Our approach in the face of this potentially brewing crisis is to ensure portfolio diversification. This includes owning U.S. and non-U.S. assets to hedge against a weaker dollar, as well as investing in small and large-capitalization stocks in various sectors doing business all over the world. We also prioritize liquidity, limit exposure to leverage on leverage strategies, and recognize the risks a loss of confidence in the U.S.’s fiscal health could have on U.S. Treasuries and the broader bond market. As a result, fixed-income portfolio duration remains under 3.5 years or approximately half of the benchmark.
Finally, we are drawn to companies with compelling offerings and the financial flexibility to adapt in turbulent times. This, in part, means a focus on companies with modest leverage and access to liquidity. No one can predict with certainty if and when “the tide could go out,” but we can do our best to avoid swimming with those we can see are already naked.

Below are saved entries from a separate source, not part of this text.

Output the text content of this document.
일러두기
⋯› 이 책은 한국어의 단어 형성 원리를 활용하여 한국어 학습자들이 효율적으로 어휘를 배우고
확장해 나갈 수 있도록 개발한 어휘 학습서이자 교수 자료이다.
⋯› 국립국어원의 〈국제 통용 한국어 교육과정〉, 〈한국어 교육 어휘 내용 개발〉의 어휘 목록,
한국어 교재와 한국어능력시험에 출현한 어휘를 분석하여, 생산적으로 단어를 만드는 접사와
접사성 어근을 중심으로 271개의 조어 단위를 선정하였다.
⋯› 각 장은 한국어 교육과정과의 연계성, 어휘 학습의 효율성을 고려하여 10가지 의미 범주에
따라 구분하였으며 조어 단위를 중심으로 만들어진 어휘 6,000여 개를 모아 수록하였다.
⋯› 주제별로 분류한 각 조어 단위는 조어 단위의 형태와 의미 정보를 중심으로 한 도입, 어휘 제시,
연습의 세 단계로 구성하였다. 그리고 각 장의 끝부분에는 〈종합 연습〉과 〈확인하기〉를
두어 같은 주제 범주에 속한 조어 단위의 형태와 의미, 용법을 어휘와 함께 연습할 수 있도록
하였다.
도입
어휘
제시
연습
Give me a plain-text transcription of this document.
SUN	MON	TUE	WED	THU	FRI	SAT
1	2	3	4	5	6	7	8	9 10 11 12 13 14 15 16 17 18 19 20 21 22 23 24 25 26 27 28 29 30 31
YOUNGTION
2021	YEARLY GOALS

What About Policy and the OBBBA?
We issued a review of significant provisions of the One Big Beautiful Bill Act (OBBBA) in July, focusing on how this new legislation impacts individual taxpayers and small businesses. In fact, many of our clients have considered or implemented tax strategies in response to the analysis.
The focus on AI investment and lingering tariff uncertainties, however, seems to have pushed a few interesting components of the OBBBA to the background, including the appeal of 100% bonus depreciation for many businesses. Whether meaningful capital investment outside of the AI realm returns in 2026 due to these OBBBA incentives or others remains to be seen. What we know, however, is that policy visibility matters, and the 2025 on and off-tariff tactics created cloudy conditions at best for those evaluating capital investments, where the inevitable leap of faith is made much easier when the rules are set.

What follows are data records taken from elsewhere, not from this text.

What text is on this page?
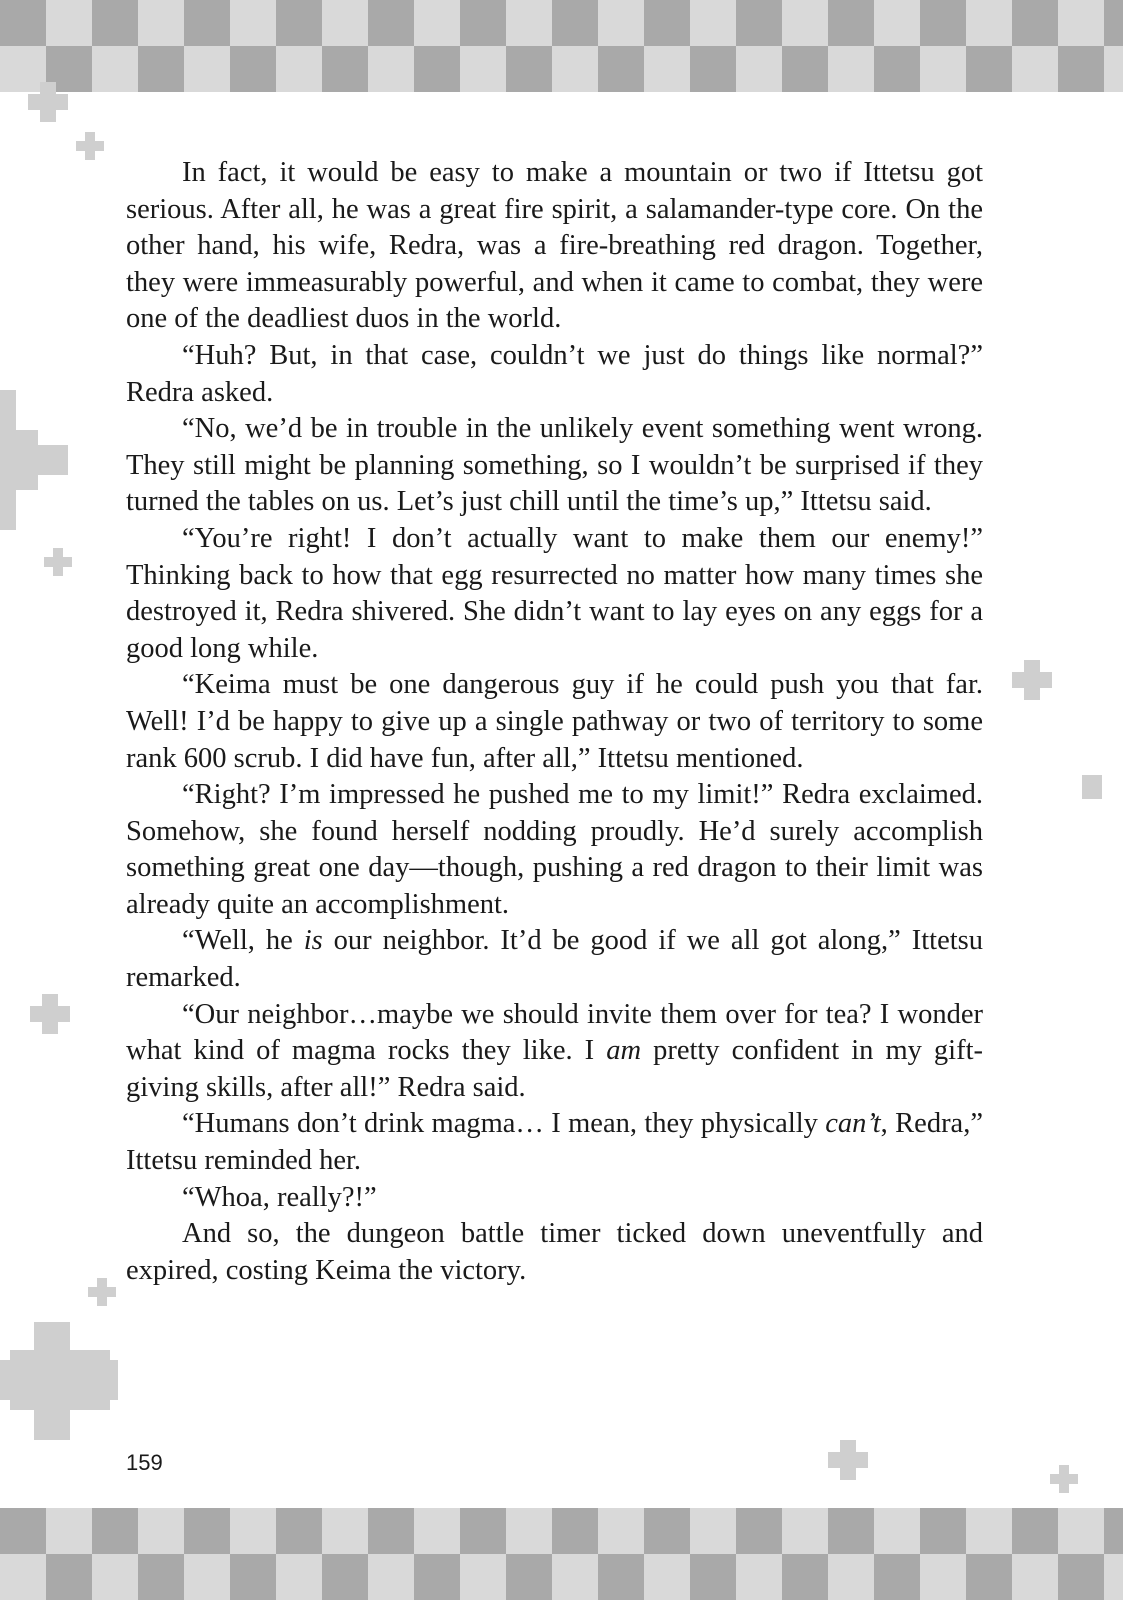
In fact, it would be easy to make a mountain or two if Ittetsu got serious. After all, he was a great fire spirit, a salamander-type core. On the other hand, his wife, Redra, was a fire-breathing red dragon. Together, they were immeasurably powerful, and when it came to combat, they were one of the deadliest duos in the world.

“Huh? But, in that case, couldn’t we just do things like normal?” Redra asked.

“No, we’d be in trouble in the unlikely event something went wrong. They still might be planning something, so I wouldn’t be surprised if they turned the tables on us. Let’s just chill until the time’s up,” Ittetsu said.

“You’re right! I don’t actually want to make them our enemy!” Thinking back to how that egg resurrected no matter how many times she destroyed it, Redra shivered. She didn’t want to lay eyes on any eggs for a good long while.

“Keima must be one dangerous guy if he could push you that far. Well! I’d be happy to give up a single pathway or two of territory to some rank 600 scrub. I did have fun, after all,” Ittetsu mentioned.

“Right? I’m impressed he pushed me to my limit!” Redra exclaimed. Somehow, she found herself nodding proudly. He’d surely accomplish something great one day—though, pushing a red dragon to their limit was already quite an accomplishment.

“Well, he is our neighbor. It’d be good if we all got along,” Ittetsu remarked.

“Our neighbor…maybe we should invite them over for tea? I wonder what kind of magma rocks they like. I am pretty confident in my gift-giving skills, after all!” Redra said.

“Humans don’t drink magma… I mean, they physically can’t, Redra,” Ittetsu reminded her.

“Whoa, really?!”

And so, the dungeon battle timer ticked down uneventfully and expired, costing Keima the victory.

159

Happy New Year. What is Your Leap of Faith?
With the new year inevitably comes changing priorities, challenges, and opportunities. It is our goal to be your partner when evaluating how life’s next leap of faith can impact your financial plan, or where confidence in your financial plan is an important variable when imagining the possibilities.

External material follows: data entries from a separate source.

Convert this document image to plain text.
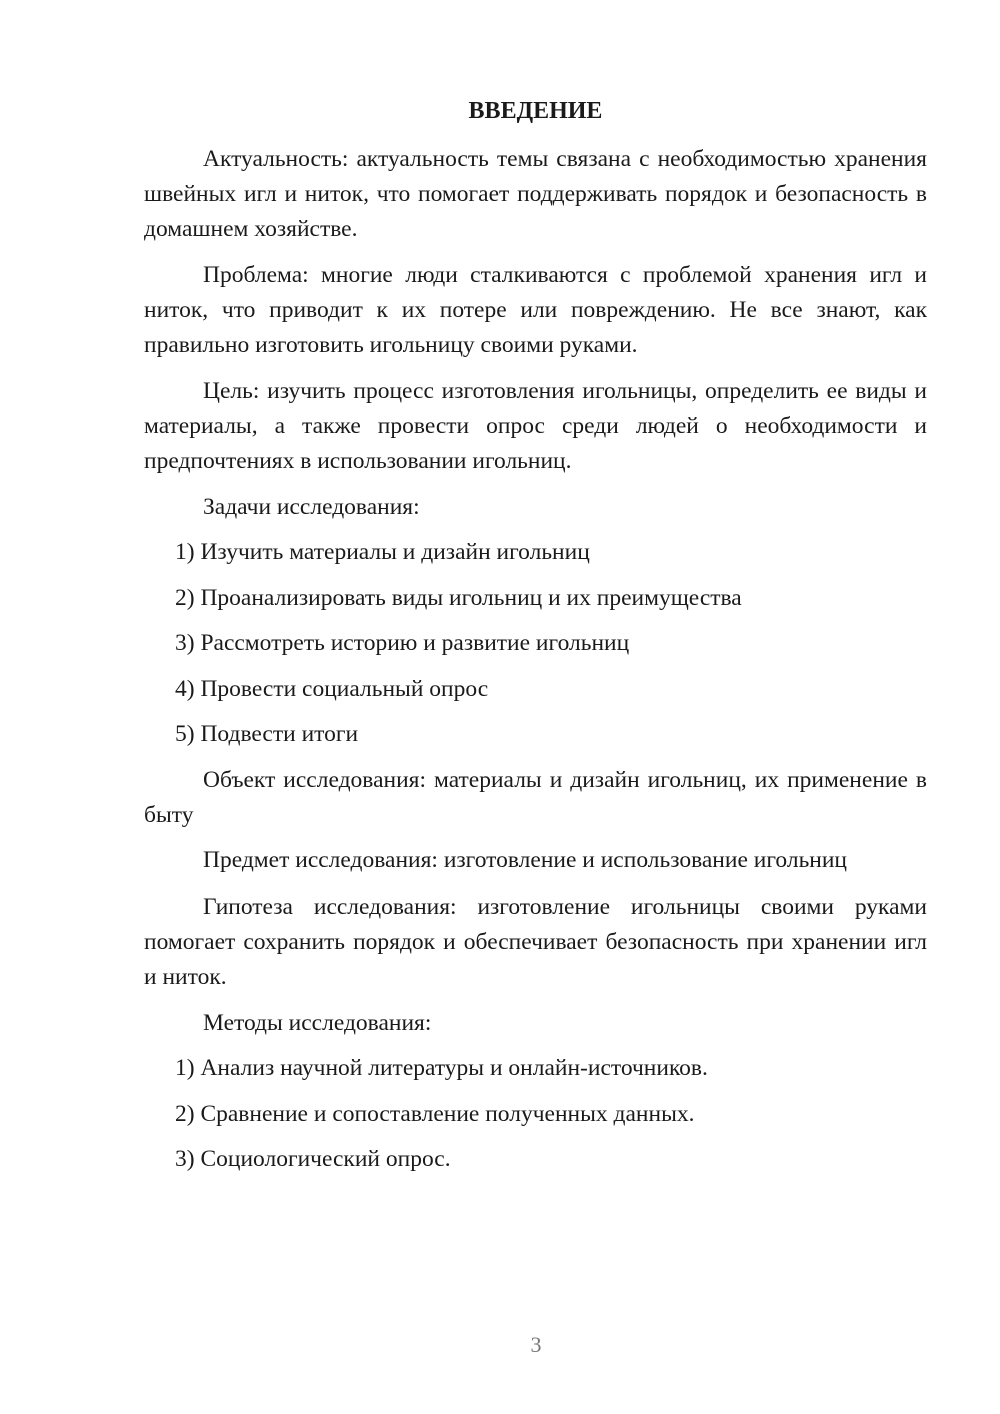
ВВЕДЕНИЕ

Актуальность: актуальность темы связана с необходимостью хранения швейных игл и ниток, что помогает поддерживать порядок и безопасность в домашнем хозяйстве.

Проблема: многие люди сталкиваются с проблемой хранения игл и ниток, что приводит к их потере или повреждению. Не все знают, как правильно изготовить игольницу своими руками.

Цель: изучить процесс изготовления игольницы, определить ее виды и материалы, а также провести опрос среди людей о необходимости и предпочтениях в использовании игольниц.

Задачи исследования:

1) Изучить материалы и дизайн игольниц

2) Проанализировать виды игольниц и их преимущества

3) Рассмотреть историю и развитие игольниц

4) Провести социальный опрос

5) Подвести итоги

Объект исследования: материалы и дизайн игольниц, их применение в быту

Предмет исследования: изготовление и использование игольниц

Гипотеза исследования: изготовление игольницы своими руками помогает сохранить порядок и обеспечивает безопасность при хранении игл и ниток.

Методы исследования:

1) Анализ научной литературы и онлайн-источников.

2) Сравнение и сопоставление полученных данных.

3) Социологический опрос.

3
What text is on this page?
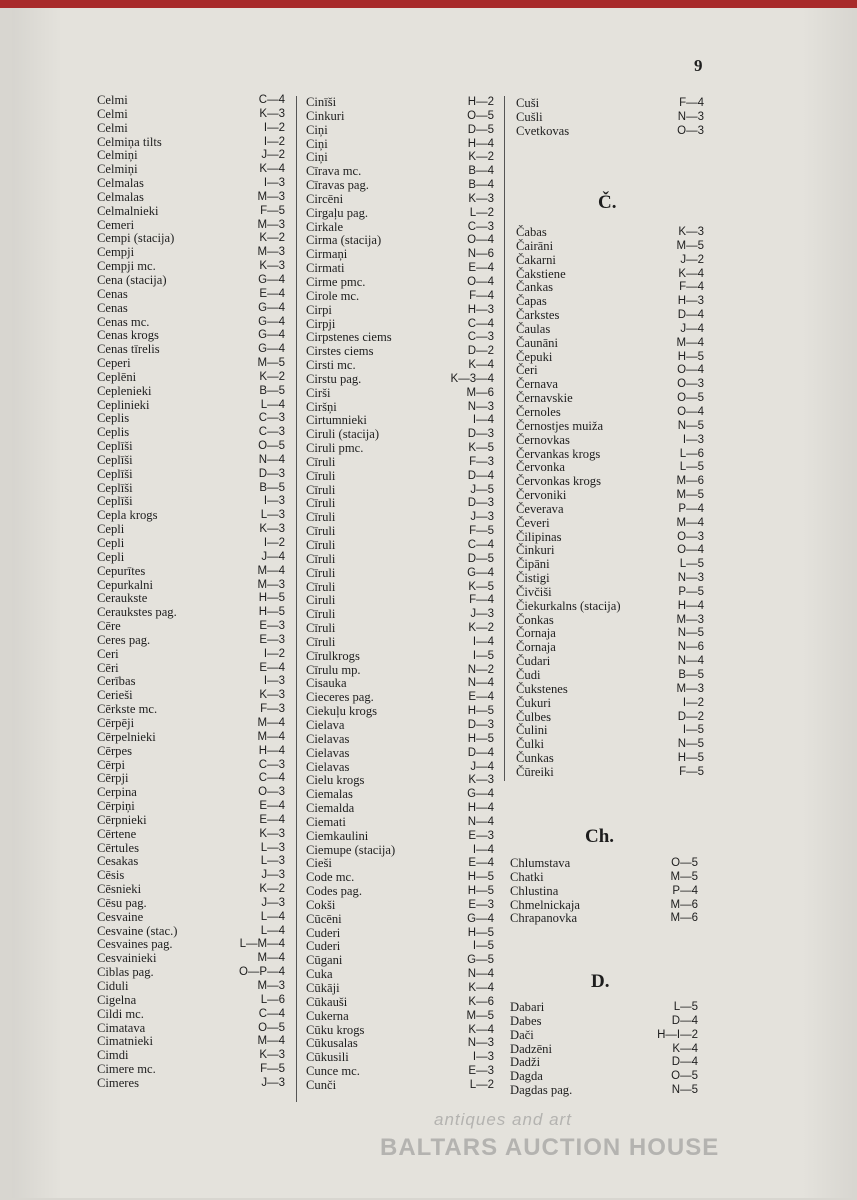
9
Celmi	C—4
Celmi	K—3
Celmi	I—2
Celmiņa tilts	I—2
Celmiņi	J—2
Celmiņi	K—4
Celmalas	I—3
Celmalas	M—3
Celmalnieki	F—5
Cemeri	M—3
Cempi (stacija)	K—2
Cempji	M—3
Cempji mc.	K—3
Cena (stacija)	G—4
Cenas	E—4
Cenas	G—4
Cenas mc.	G—4
Cenas krogs	G—4
Cenas tīrelis	G—4
Ceperi	M—5
Ceplēni	K—2
Ceplenieki	B—5
Ceplinieki	L—4
Ceplis	C—3
Ceplis	C—3
Ceplīši	O—5
Ceplīši	N—4
Ceplīši	D—3
Ceplīši	B—5
Ceplīši	I—3
Cepla krogs	L—3
Cepli	K—3
Cepli	I—2
Cepli	J—4
Cepurītes	M—4
Cepurkalni	M—3
Ceraukste	H—5
Ceraukstes pag.	H—5
Cēre	E—3
Ceres pag.	E—3
Ceri	I—2
Cēri	E—4
Cerības	I—3
Cerieši	K—3
Cērkste mc.	F—3
Cērpēji	M—4
Cērpelnieki	M—4
Cērpes	H—4
Cērpi	C—3
Cērpji	C—4
Cerpina	O—3
Cērpiņi	E—4
Cērpnieki	E—4
Cērtene	K—3
Cērtules	L—3
Cesakas	L—3
Cēsis	J—3
Cēsnieki	K—2
Cēsu pag.	J—3
Cesvaine	L—4
Cesvaine (stac.)	L—4
Cesvaines pag.	L—M—4
Cesvainieki	M—4
Ciblas pag.	O—P—4
Ciduli	M—3
Cigelna	L—6
Cildi mc.	C—4
Cimatava	O—5
Cimatnieki	M—4
Cimdi	K—3
Cimere mc.	F—5
Cimeres	J—3
Cinīši	H—2
Cinkuri	O—5
Ciņi	D—5
Ciņi	H—4
Ciņi	K—2
Cīrava mc.	B—4
Cīravas pag.	B—4
Circēni	K—3
Cirgaļu pag.	L—2
Cirkale	C—3
Cirma (stacija)	O—4
Cirmaņi	N—6
Cirmati	E—4
Cirme pmc.	O—4
Cirole mc.	F—4
Cirpi	H—3
Cirpji	C—4
Cirpstenes ciems	C—3
Cirstes ciems	D—2
Cirsti mc.	K—4
Cirstu pag.	K—3—4
Cirši	M—6
Ciršņi	N—3
Cirtumnieki	I—4
Ciruli (stacija)	D—3
Ciruli pmc.	K—5
Cīruli	F—3
Cīruli	D—4
Cīruli	J—5
Cīruli	D—3
Cīruli	J—3
Cīruli	F—5
Cīruli	C—4
Cīruli	D—5
Cīruli	G—4
Cīruli	K—5
Ciruli	F—4
Cīruli	J—3
Cīruli	K—2
Cīruli	I—4
Cīrulkrogs	I—5
Cīrulu mp.	N—2
Cisauka	N—4
Cieceres pag.	E—4
Ciekuļu krogs	H—5
Cielava	D—3
Cielavas	H—5
Cielavas	D—4
Cielavas	J—4
Cielu krogs	K—3
Ciemalas	G—4
Ciemalda	H—4
Ciemati	N—4
Ciemkaulini	E—3
Ciemupe (stacija)	I—4
Cieši	E—4
Code mc.	H—5
Codes pag.	H—5
Cokši	E—3
Cūcēni	G—4
Cuderi	H—5
Cuderi	I—5
Cūgani	G—5
Cuka	N—4
Cūkāji	K—4
Cūkauši	K—6
Cukerna	M—5
Cūku krogs	K—4
Cūkusalas	N—3
Cūkusili	I—3
Cunce mc.	E—3
Cunči	L—2
Cuši	F—4
Cušli	N—3
Cvetkovas	O—3
Č.
Čabas	K—3
Čairāni	M—5
Čakarni	J—2
Čakstiene	K—4
Čankas	F—4
Čapas	H—3
Čarkstes	D—4
Čaulas	J—4
Čaunāni	M—4
Čepuki	H—5
Čeri	O—4
Černava	O—3
Černavskie	O—5
Černoles	O—4
Černostjes muiža	N—5
Černovkas	I—3
Červankas krogs	L—6
Červonka	L—5
Červonkas krogs	M—6
Červoniki	M—5
Čeverava	P—4
Čeveri	M—4
Čilipinas	O—3
Činkuri	O—4
Čipāni	L—5
Čistigi	N—3
Čivčiši	P—5
Čiekurkalns (stacija)	H—4
Čonkas	M—3
Čornaja	N—5
Čornaja	N—6
Čudari	N—4
Čudi	B—5
Čukstenes	M—3
Čukuri	I—2
Čulbes	D—2
Čulini	I—5
Čulki	N—5
Čunkas	H—5
Čūreiki	F—5
Ch.
Chlumstava	O—5
Chatki	M—5
Chlustina	P—4
Chmelnickaja	M—6
Chrapanovka	M—6
D.
Dabari	L—5
Dabes	D—4
Dači	H—I—2
Dadzēni	K—4
Dadži	D—4
Dagda	O—5
Dagdas pag.	N—5
antiques and art
BALTARS AUCTION HOUSE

“Imagination is more important than knowledge. Knowledge is limited. Imagination encircles the world.” Albert Einstein
Thank you for your continued trust and confidence. For many clients, our relationship now spans three decades and includes multiple generations. This partnership enabled Woodmont to reach two significant milestones in 2025—our 25th anniversary and surpassing $2 billion in assets under management.
As always, we look forward to answering your questions and serving as a resource. Wishing you all the best for a wonderful 2026!
The Woodmont TeamJanuary 6, 2026
This document contains general information only and is not intended to be relied upon as a forecast, research, investment advice, or a recommendation, offer, or solicitation to buy or sell any securities or to adopt any investment strategy. The information does not take into account any reader’s financial circumstances or risk tolerance. An assessment should be made as to whether the information is appropriate for you with regard to your objectives, financial situation, present and future needs.
The opinions expressed are of the date of publication and may change as subsequent conditions vary. The information and opinions contained in this material are derived from proprietary and non-proprietary sources deemed by Woodmont to be reliable, are not necessarily all inclusive and are not guaranteed as to accuracy. There is no guarantee that any forecasts made will come to fruition. Any investments named within this material may not necessarily be held in any accounts managed by Woodmont. Reliance upon information in this material is at the sole discretion of the reader. Past performance is no guarantee of future results.